晚上9点整,比赛正式开始。
伴随着黑白旗放下和一声清脆的口哨声,两排共计八辆车先后起步冲出赛道,一辆接一辆往盘山公路疾驰而去。
轮胎摩擦地面发出尖锐声响,车尾灯的红光像一条吐着信子的蛇,擦着山壁“嗖”地一下飞过,很快便消失在众人眼前。
魏益起步稍慢,落在第四,和前边那一辆咬得很紧。但男人一点也不慌,单手握着方向盘,操控汽车在山间游移,甚至还能分神和副驾驶的温知仪闲聊。
“温知仪,你觉得谁会赢?”魏益问。
“在你的车上坐着,我能说对面赢吗。”温知仪声音清脆,半开玩笑地说。
魏益笑着点头,“也是,咱们这边输了,你就要跟着我一起去找齐砚淮道歉了。”
温知仪眨眨眼,有些不解,“怎么还有我?”
“因为......”魏益迟疑了会儿,“说来话长,反正他要你跟着我去道歉......不过你放心!我肯定不会让你面临这种艰难的局面的,你要相信我!我们肯定能赢!”
温知仪换上一副哭笑不得的表情。
魏益开车的水平她不大了解,不过齐砚淮玩车还是有一手的。他不仅爱收藏跑车,而且喜欢逛车展,了解各种跑车的性能参数和购买渠道。之前齐砚淮和司巡他们三个来恒华山飙车,温知仪就坐齐砚淮的副驾驶,男人单手握方向盘,甩尾出弯加连续漂移,动作那是相当的干净利落,丝毫不拖泥带水。
温知仪盯着前方看,才一会儿的功夫,齐砚淮就跑得无影无踪了。
“魏益,其实赢不了也没关系。道个歉而已,我能解决,也能接受。”温知仪出声宽慰魏益。
“可是输了的话还挺丢人的,你希望我输给你前男友吗?”魏益皱着眉,看上去还有些不情愿。
“我不是这个意思,而且......你怎么老是提他。”
“可是我就是忍不住拿自己和齐砚淮比,因为......”魏益突然捏住话闸,“算了,你要是不想让我提他,那我就不说了。”
想着快点结束,魏益提速,又把油门往下踩了几寸。
此时温知仪靠在座椅上,无奈闭眼,想不明白魏益怎么也生气了。
她真的搞不懂啊......
齐砚淮此时处在一行人的首位,男人眉目沉静,全神贯注地操控着方向盘,音响里放着歌,时速表在120码左右徘徊,明显没有发挥出全部实力。
透过后视镜,齐砚淮瞟见了司巡的柯尼塞格,和他咬得很紧,但就是死活追不上。
齐砚淮淡淡一笑,把车速降了十几码。
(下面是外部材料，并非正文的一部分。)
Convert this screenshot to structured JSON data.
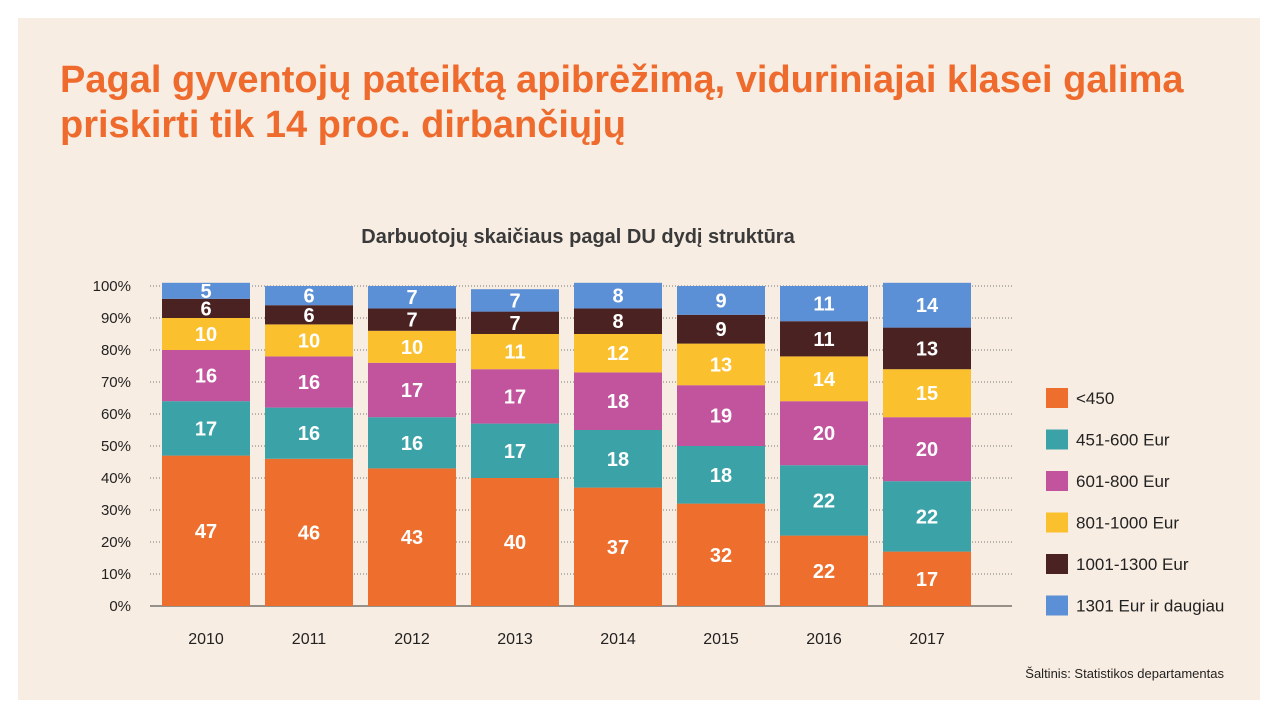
{
  "title": "Pagal gyventojų pateiktą apibrėžimą, viduriniajai klasei galima priskirti tik 14 proc. dirbančiųjų",
  "source": "Šaltinis: Statistikos departamentas",
  "chart_data": {
    "type": "bar",
    "stacked": true,
    "title": "Darbuotojų skaičiaus pagal DU dydį struktūra",
    "xlabel": "",
    "ylabel": "",
    "ylim": [
      0,
      100
    ],
    "y_ticks": [
      "0%",
      "10%",
      "20%",
      "30%",
      "40%",
      "50%",
      "60%",
      "70%",
      "80%",
      "90%",
      "100%"
    ],
    "grid": true,
    "legend_position": "right",
    "categories": [
      "2010",
      "2011",
      "2012",
      "2013",
      "2014",
      "2015",
      "2016",
      "2017"
    ],
    "series": [
      {
        "name": "<450",
        "color": "#ee6f2d",
        "values": [
          47,
          46,
          43,
          40,
          37,
          32,
          22,
          17
        ]
      },
      {
        "name": "451-600 Eur",
        "color": "#3ba3a7",
        "values": [
          17,
          16,
          16,
          17,
          18,
          18,
          22,
          22
        ]
      },
      {
        "name": "601-800 Eur",
        "color": "#c2549d",
        "values": [
          16,
          16,
          17,
          17,
          18,
          19,
          20,
          20
        ]
      },
      {
        "name": "801-1000 Eur",
        "color": "#fbc02d",
        "values": [
          10,
          10,
          10,
          11,
          12,
          13,
          14,
          15
        ]
      },
      {
        "name": "1001-1300 Eur",
        "color": "#4b2222",
        "values": [
          6,
          6,
          7,
          7,
          8,
          9,
          11,
          13
        ]
      },
      {
        "name": "1301 Eur ir daugiau",
        "color": "#5b8fd6",
        "values": [
          5,
          6,
          7,
          7,
          8,
          9,
          11,
          14
        ]
      }
    ]
  }
}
司巡瞅准时机,一脚油门超越。
“先走一步喽!”
和齐砚淮的布加迪并驾齐驱时,司巡特意降下车窗,冲着旁边的齐砚淮大喊了一声,声音张扬轻快,在山谷里悠悠飘荡。
齐砚淮不予理睬,只是伸手合上车窗。
可就在齐砚淮降低车速的时候,他从后视镜看见一辆兰博基尼,那是魏益的车,他追了上来。
齐砚淮腾出一只手调了调音响,换了首鼓点很强的歌,紧接着猛踩油门,一个漂亮的甩尾,时速表的指针一路上跳。
环山公路到处是飞扬的尘土和车辙印记,以及此起彼伏的刹车声。
还有五十多公里到终点时,齐砚淮看见了司巡的车尾灯,一条平直的红线,在漆黑的山路间灵活游移动。
此时司巡也看见了齐砚淮的车,男人“啧”一声,同样开始提速。
还有三十公里。
前方一个大转弯,司巡刹车踩早了,车头擦着山壁挪了几十公分后熄火。司巡暗骂一声,迅速重新发动汽车。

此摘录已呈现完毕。